Mobile Crammer Gets Busted by FTC

Mobile cramming — the practice of adding unsolicited charges to a phone bill — has been the source of disappointment for a large number of mobile subscribers in the United States for many years. The whopping amount of people who suffer from these small added charges is beginning to get the attention of government agencies and has been a subject of interest of the Federal Trade Commission (FTC).

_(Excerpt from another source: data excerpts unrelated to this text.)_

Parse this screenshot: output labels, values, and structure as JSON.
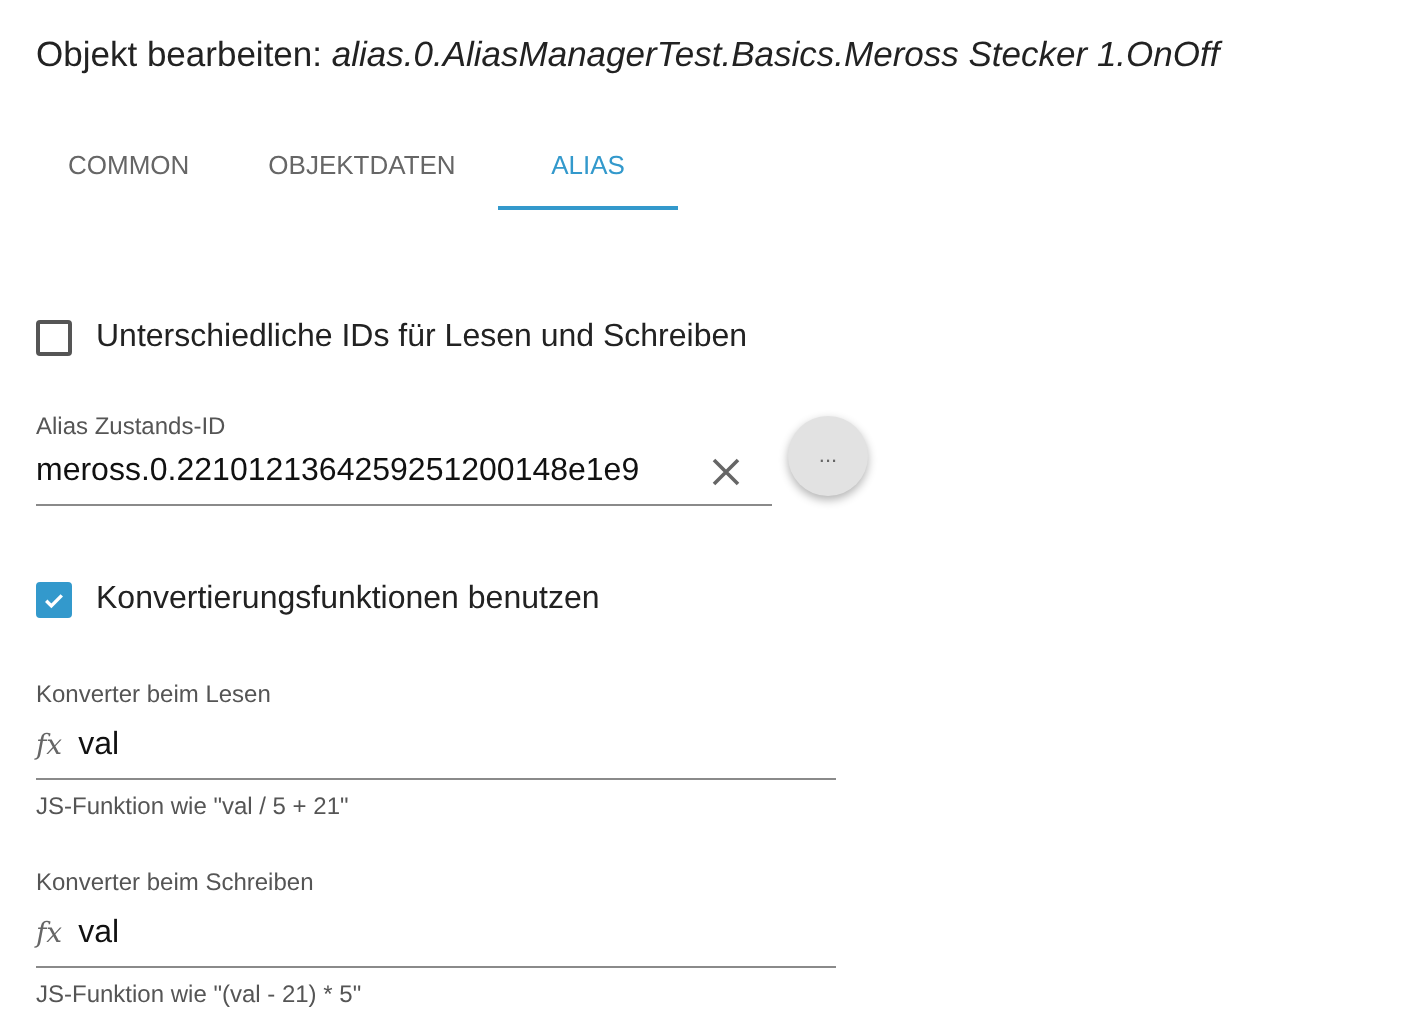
{
  "dialog": {
    "title": "Objekt bearbeiten: *alias.0.AliasManagerTest.Basics.Meross Stecker 1.OnOff*"
  },
  "tabs": [
    {
      "label": "COMMON",
      "selected": false
    },
    {
      "label": "OBJEKTDATEN",
      "selected": false
    },
    {
      "label": "ALIAS",
      "selected": true
    }
  ],
  "separate_ids": {
    "label": "Unterschiedliche IDs für Lesen und Schreiben",
    "checked": false
  },
  "alias_state_id": {
    "label": "Alias Zustands-ID",
    "value": "meross.0.2210121364259251200148e1e9",
    "browse_button": "..."
  },
  "use_converters": {
    "label": "Konvertierungsfunktionen benutzen",
    "checked": true
  },
  "converters": [
    {
      "label": "Konverter beim Lesen",
      "prefix": "fx",
      "value": "val",
      "helper": "JS-Funktion wie \"val / 5 + 21\""
    },
    {
      "label": "Konverter beim Schreiben",
      "prefix": "fx",
      "value": "val",
      "helper": "JS-Funktion wie \"(val - 21) * 5\""
    }
  ]
}
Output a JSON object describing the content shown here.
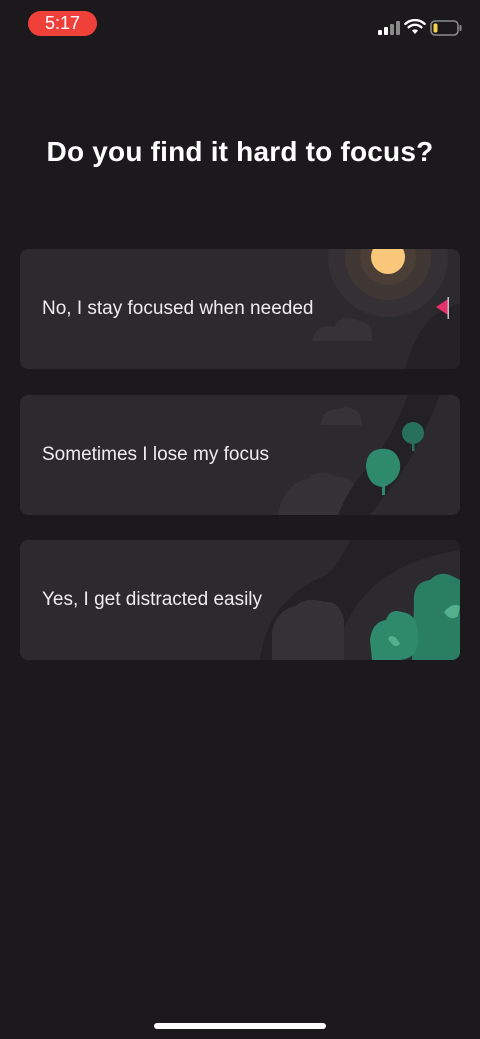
{
  "status_bar": {
    "time": "5:17"
  },
  "title": "Do you find it hard to focus?",
  "options": [
    {
      "label": "No, I stay focused when needed"
    },
    {
      "label": "Sometimes I lose my focus"
    },
    {
      "label": "Yes, I get distracted easily"
    }
  ],
  "icons": {
    "signal": "cellular-signal-icon",
    "wifi": "wifi-icon",
    "battery": "battery-icon"
  },
  "colors": {
    "background": "#1b191c",
    "card": "#2c2a2d",
    "time_pill": "#f0403a",
    "sun": "#f8c779",
    "tree": "#2e8a6b",
    "flag": "#e3336a"
  }
}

Last week, Andrew Bachman, a person who has participated in and organized some of the most prominent mobile cramming schemes, has come under the hammer of the FTC. Jessica Rich, the director of the government organization's Bureau of Consumer Protection, said, “Ensuring that consumers are protected in the growing mobile environment is a top priority at the FTC. This settlement shows that we are committed to making sure that bad actors do not profit from taking advantage of consumers' confusion about their mobile phone bills.”

The judgment on Bachman had originally ordered him to pay up $97 million, but since he was incapable of paying the full amount, he is forced to surrender several of his most prized assets, valuing at just over $1.2 million. The assets include four bank accounts that total less than $4,500, a 2012 Ferrari 458 Italia, a 2012 Mercedes G550 SUV, his shares in several startups, and various pieces of jewelry.

The complaint by the commission was filed at the end of last year, accusing Bachman that he and other people put together an operation in which they would offer SMS-based “services” offering advice on romance, fun facts, and celebrity gossip. While there's nothing wrong with this, the services in question charged sometimes nearly $10 a month to customers without their express permission or knowledge.

As a result of this ruling, Bachman will be banned from placing charges on anyone's phone bill. And, will also have to get explicit consent from consumers when charging them for a product.